6. Способ по любому из пп.1-5, отличающийся тем, что калибровочная кривая на основе зависимости количества PGN от интенсивности сигнала репортерного гена была получена с применением внутреннего стандарта, который представляет собой агонист TLR2, предпочтительно липопептид, в частности, трихлоргидрат PAM₃Cys-Ser-(Lys)4.

7. Способ по п.6, отличающийся тем, что способ включает предварительную стадию построения калибровочной кривой с применением внутреннего стандарта, который представляет собой агонист TLR2, предпочтительно липопептид, в частности, трихлоргидрат PAM₃Cys-Ser-(Lys)4.

8. Способ по п.1, отличающийся тем, что образец разводят, при необходимости, таким образом, чтобы получать сигнал репортерного гена, соответствующий линейной части калибровочной кривой.

9. Способ по п.1, отличающийся тем, что образец представляет собой образец раствора икодекстрина.

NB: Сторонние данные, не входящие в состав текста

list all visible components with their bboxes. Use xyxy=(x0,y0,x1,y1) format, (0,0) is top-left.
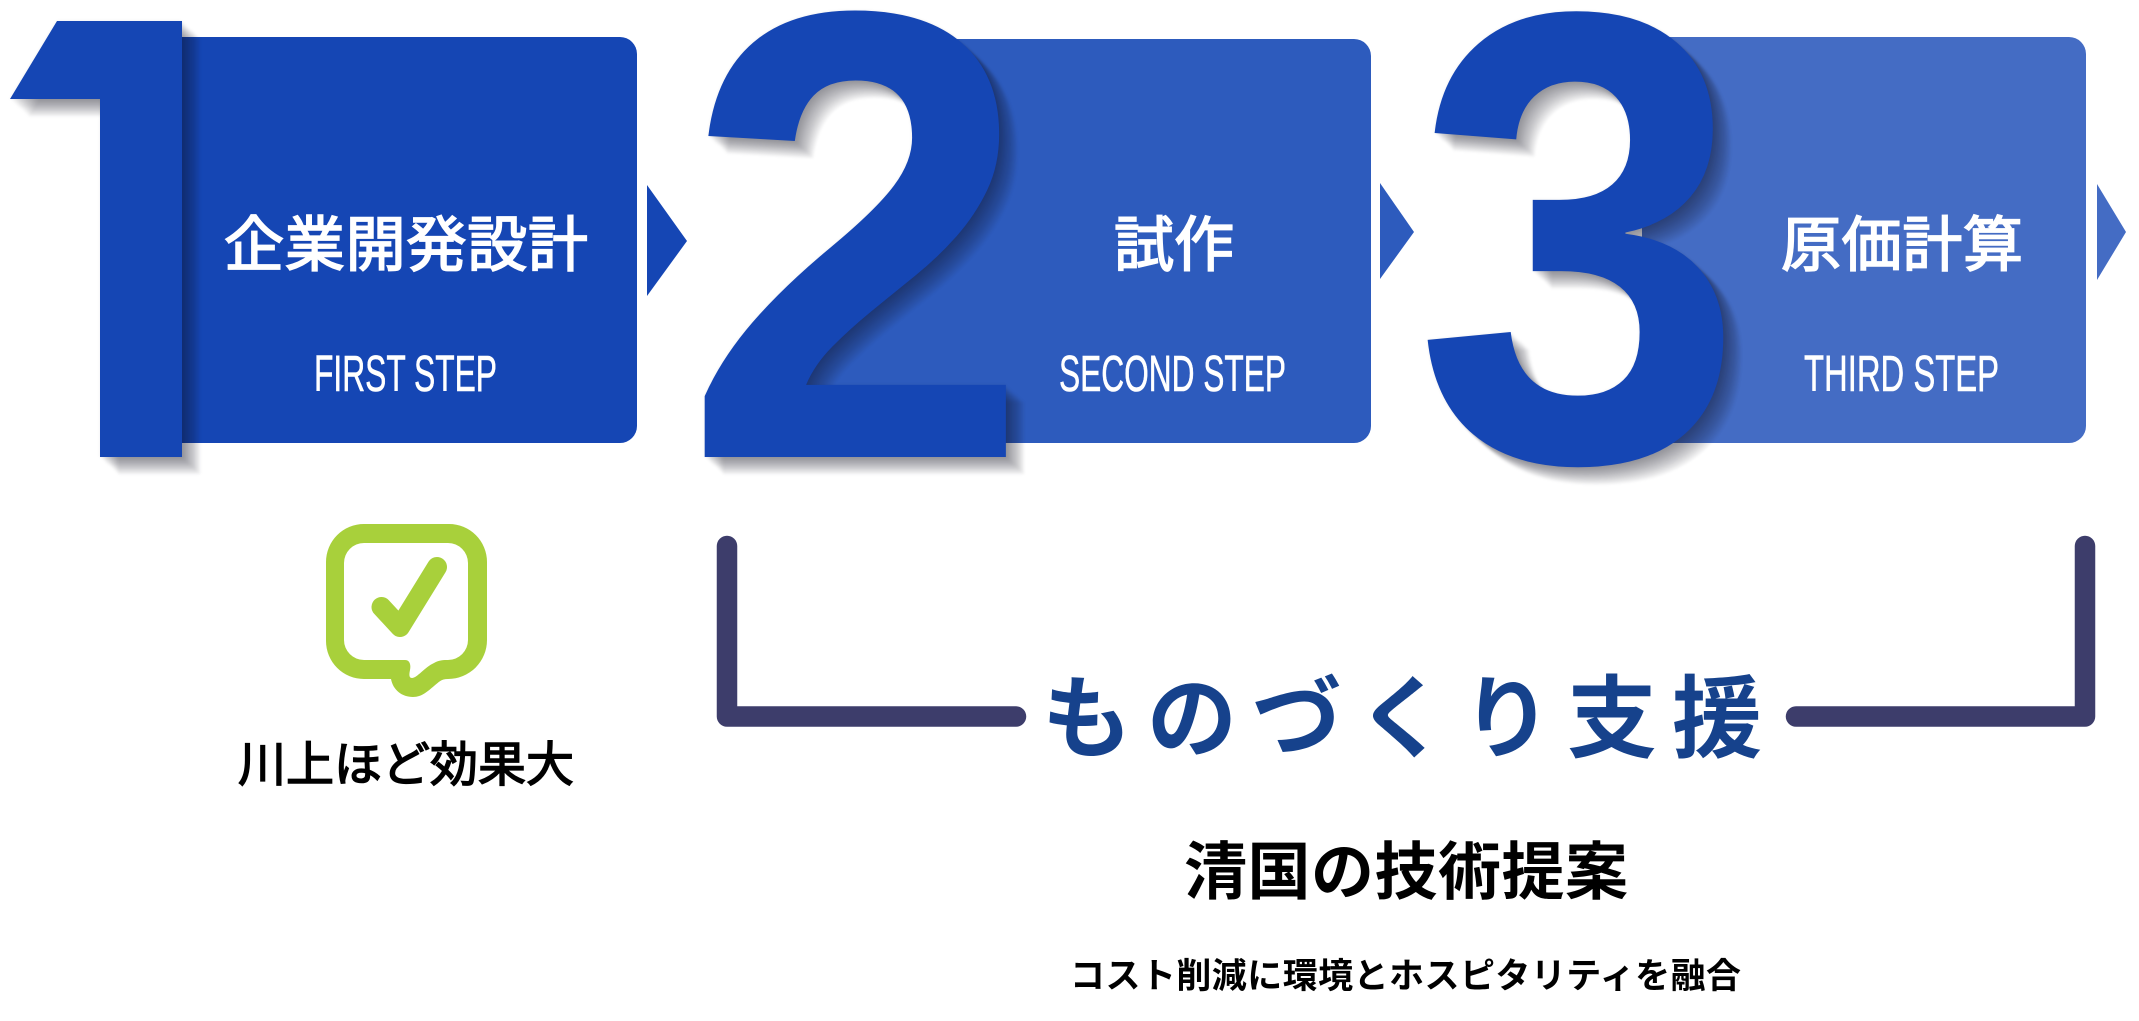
arrow 1 xyxy=(647,185,687,296)
caption: コスト削減に環境とホスピタリティを融合 xyxy=(1070,957,1741,996)
callout: upstream effect xyxy=(238,524,574,792)
card: third step xyxy=(1642,37,2086,443)
subheading: 清国の技術提案: 清国の技術提案 xyxy=(1184,838,1628,908)
heading: 試作: 試作 xyxy=(1114,212,1234,279)
panel: first step xyxy=(10,21,687,474)
icon: speech bubble with check xyxy=(326,524,487,697)
label: THIRD STEP: THIRD STEP xyxy=(1804,345,1999,402)
arrow 2 xyxy=(1380,183,1414,279)
text: 川上ほど効果大: 川上ほど効果大 xyxy=(238,739,574,792)
heading: 原価計算: 原価計算 xyxy=(1781,212,2023,279)
heading: 企業開発設計: 企業開発設計 xyxy=(224,212,588,279)
label: SECOND STEP: SECOND STEP xyxy=(1059,345,1286,402)
panel: third step xyxy=(1414,0,2126,597)
arrow 3 xyxy=(2097,184,2126,280)
bracket and support summary xyxy=(727,546,2085,996)
card: second step xyxy=(790,39,1371,443)
card: first step xyxy=(170,37,637,443)
panel: second step xyxy=(683,0,1414,593)
label: FIRST STEP: FIRST STEP xyxy=(314,345,497,402)
bracket right xyxy=(1796,546,2085,716)
bracket left xyxy=(727,546,1016,716)
heading: ものづくり支援: ものづくり支援 xyxy=(1042,670,1762,770)
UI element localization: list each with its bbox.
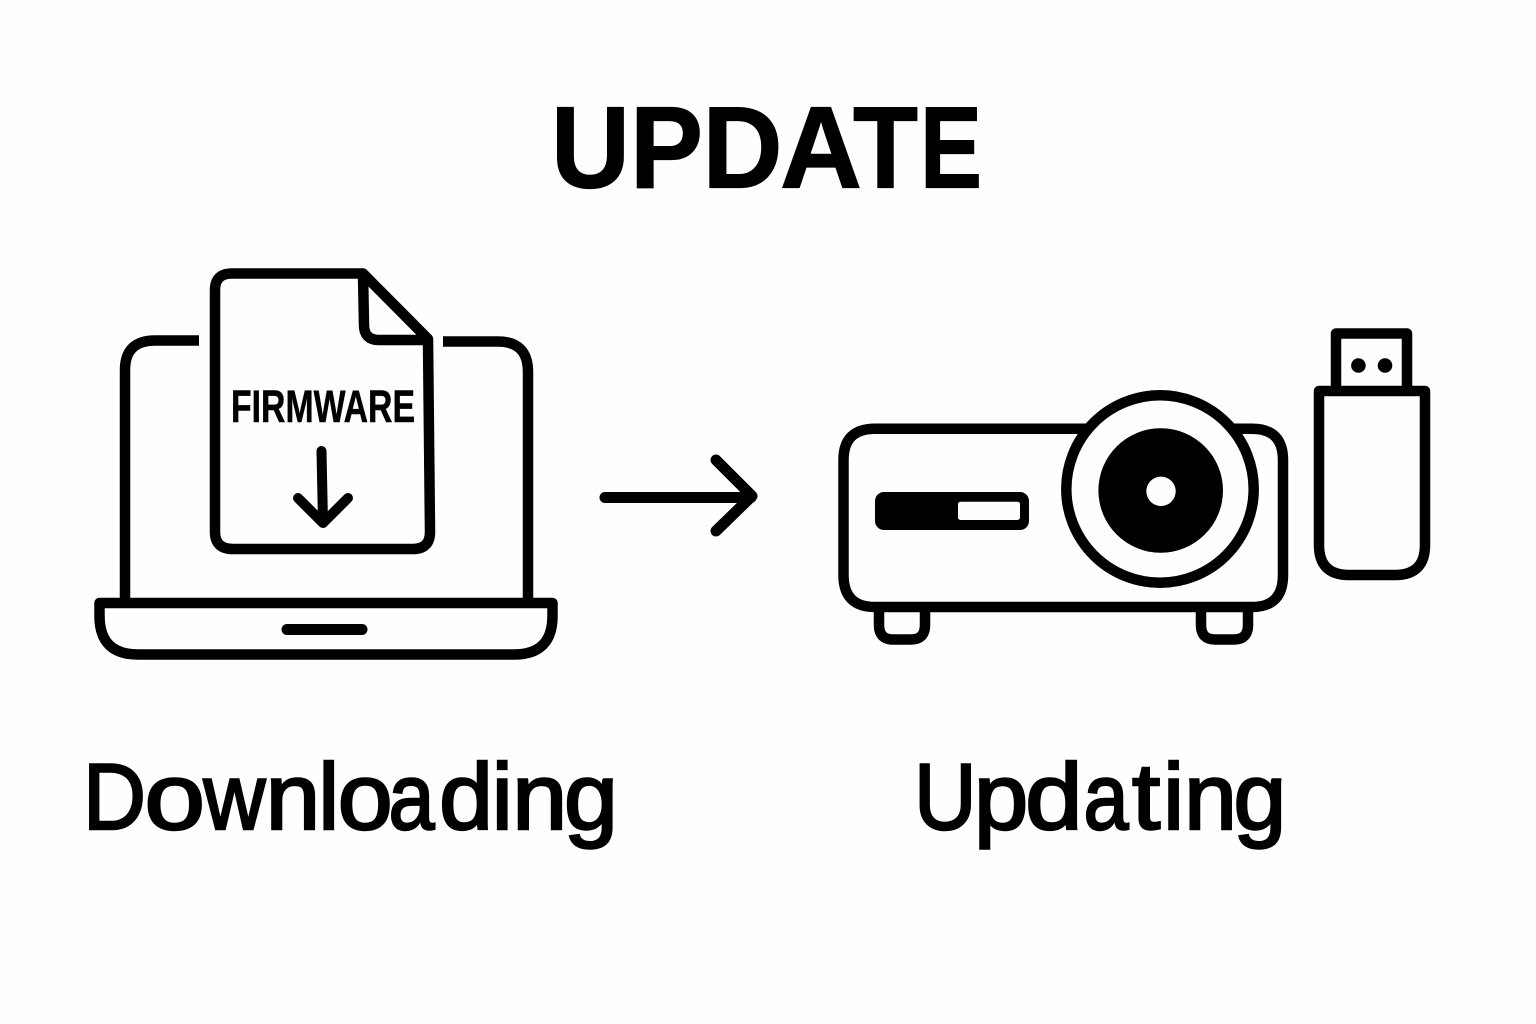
lens inner disc — [1098, 428, 1223, 553]
lens pupil — [1146, 477, 1176, 506]
label: downloading: d — [439, 744, 493, 849]
lens outer ring — [1066, 395, 1254, 583]
label: downloading: i — [492, 744, 513, 849]
laptop screen — [125, 340, 528, 600]
label: downloading: w — [203, 744, 266, 849]
label: updating: n — [1184, 744, 1237, 849]
title: P — [630, 82, 703, 212]
title: D — [702, 82, 782, 212]
firmware label: FIRMWARE — [231, 381, 415, 432]
icon: projector — [844, 395, 1283, 640]
usb connector holes — [1351, 358, 1392, 373]
label: updating: U — [914, 744, 977, 849]
label: updating: d — [1025, 744, 1083, 849]
label: updating: i — [1163, 744, 1184, 849]
label: updating: a — [1084, 744, 1129, 849]
download arrow — [298, 451, 348, 523]
projector body — [844, 429, 1283, 607]
title: U — [551, 82, 630, 212]
projector feet — [879, 607, 1248, 640]
label: downloading: l — [318, 744, 339, 849]
label: downloading: o — [338, 744, 393, 849]
label: downloading: D — [83, 744, 146, 849]
usb connector — [1336, 334, 1407, 394]
icon: laptop with firmware file — [100, 274, 552, 654]
label: updating: t — [1132, 744, 1160, 849]
label: downloading: g — [564, 744, 618, 849]
document folded corner — [363, 274, 428, 340]
label: downloading: a — [388, 744, 435, 849]
arrow — [605, 460, 752, 531]
progress bar — [875, 492, 1029, 530]
label: downloading: n — [512, 744, 567, 849]
title: E — [920, 82, 982, 212]
firmware document — [215, 274, 430, 549]
laptop trackpad notch — [287, 624, 362, 635]
title: T — [853, 82, 918, 212]
label: downloading: o — [144, 744, 205, 849]
usb body — [1319, 391, 1425, 575]
label: downloading: n — [266, 744, 320, 849]
laptop base — [100, 603, 552, 654]
label: updating: p — [974, 744, 1028, 849]
title: A — [780, 82, 862, 212]
icon: usb drive — [1319, 334, 1425, 575]
label: updating: g — [1234, 744, 1286, 849]
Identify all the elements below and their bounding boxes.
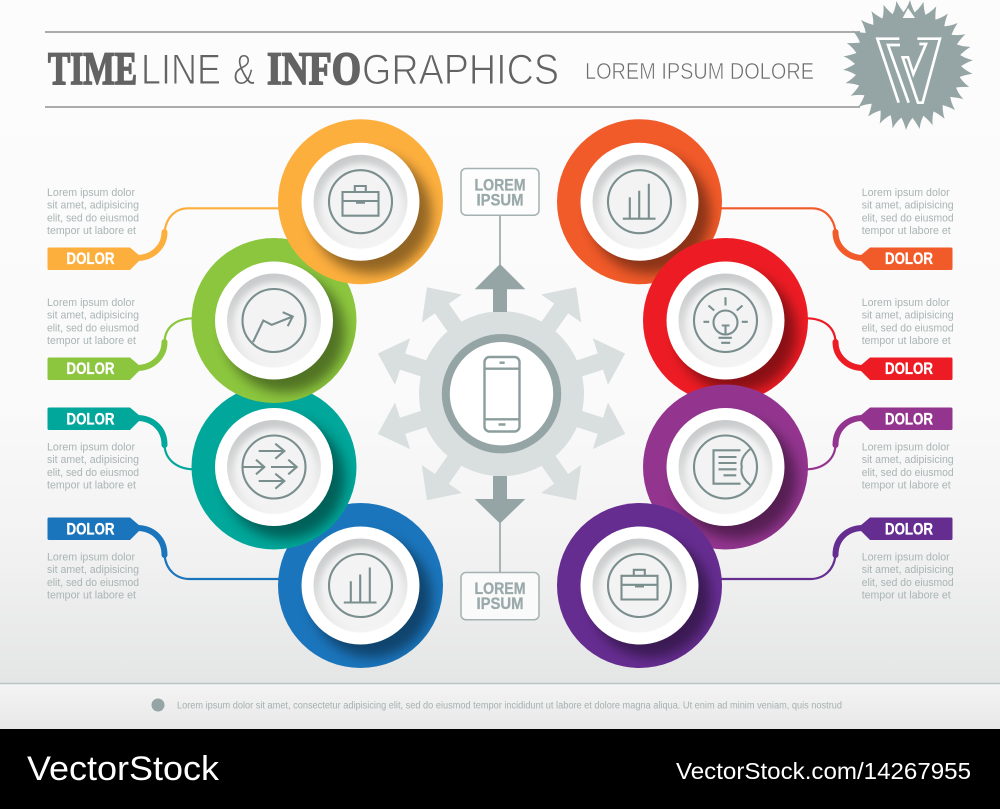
connector and tag: dark purple xyxy=(720,518,952,579)
text block: left 1: elit, sed do eiusmod xyxy=(47,212,139,224)
text block: right 1: elit, sed do eiusmod xyxy=(862,212,954,224)
text block: right 2 xyxy=(862,297,954,347)
text block: right 1 xyxy=(862,187,954,237)
text block: right 3 xyxy=(862,442,954,492)
connector and tag: blue xyxy=(48,518,280,579)
text block: right 3: tempor ut labore et xyxy=(862,480,951,492)
title: INFO xyxy=(267,44,361,95)
text block: right 2: tempor ut labore et xyxy=(862,335,951,347)
text block: left 3: sit amet, adipisicing xyxy=(47,454,139,466)
text block: right 2: elit, sed do eiusmod xyxy=(862,322,954,334)
text block: left 4 xyxy=(47,552,139,602)
text block: left 2: Lorem ipsum dolor xyxy=(47,297,135,309)
connector and tag: purple xyxy=(806,408,952,469)
connector and tag: teal: DOLOR xyxy=(66,410,115,428)
footer strip: Lorem ipsum dolor sit amet, consectetur adipisicing elit, sed do eiusmod tempor incididunt ut labore et dolore magna aliqua. Ut enim ad minim veniam, quis nostrud xyxy=(177,700,842,712)
connector and tag: red xyxy=(806,318,952,380)
circle: dark purple, briefcase icon xyxy=(557,503,722,668)
text block: right 3: sit amet, adipisicing xyxy=(862,454,954,466)
circle: red, light bulb icon xyxy=(643,238,808,403)
text block: right 4: elit, sed do eiusmod xyxy=(862,577,954,589)
connector and tag: green xyxy=(48,318,194,380)
icon: smartphone xyxy=(484,357,520,432)
text block: left 2: elit, sed do eiusmod xyxy=(47,322,139,334)
circle: green, growth chart icon xyxy=(192,238,356,403)
circle: blue, bar chart icon xyxy=(278,503,443,668)
connector and tag: purple: DOLOR xyxy=(885,410,933,428)
text block: right 1: sit amet, adipisicing xyxy=(862,200,954,212)
text block: right 4: Lorem ipsum dolor xyxy=(862,552,950,564)
text block: right 4: sit amet, adipisicing xyxy=(862,564,954,576)
title: LINE xyxy=(141,46,221,94)
text block: left 1: Lorem ipsum dolor xyxy=(47,187,135,199)
footer strip xyxy=(0,684,1000,729)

10. Набор для количественного определения пептидогликанов (PGN) в образце полимеров глюкозы, содержащий:

- рекомбинантную клетку, экспрессирующую экзогенный рецептор TLR2 (Toll-подобный рецептор 2) и репортерный ген при прямой зависимости от сигнального пути, связанного с рецептором TLR2, причем указанный репортерный ген кодирует секретируемую щелочную фосфатазу; и

- либо калибровочную кривую на основе зависимости количества PGN от интенсивности сигнала репортерного гена, либо стандарт PGN, предпочтительно полученный из бактерии, выбранной из Staphylococcus aureus, Micrococcus luteus, Bacillus subtilis и Alicyclobacillus acidocaldarius, предпочтительно из Staphylococcus aureus, Micrococcus luteus и Alicyclobacillus acidocaldarius;

- необязательно инструкции по применению и раствор для предварительной обработки образца,

указанный набор также содержит трихлоргидрат PAM₃Cys-Ser-(Lys)4.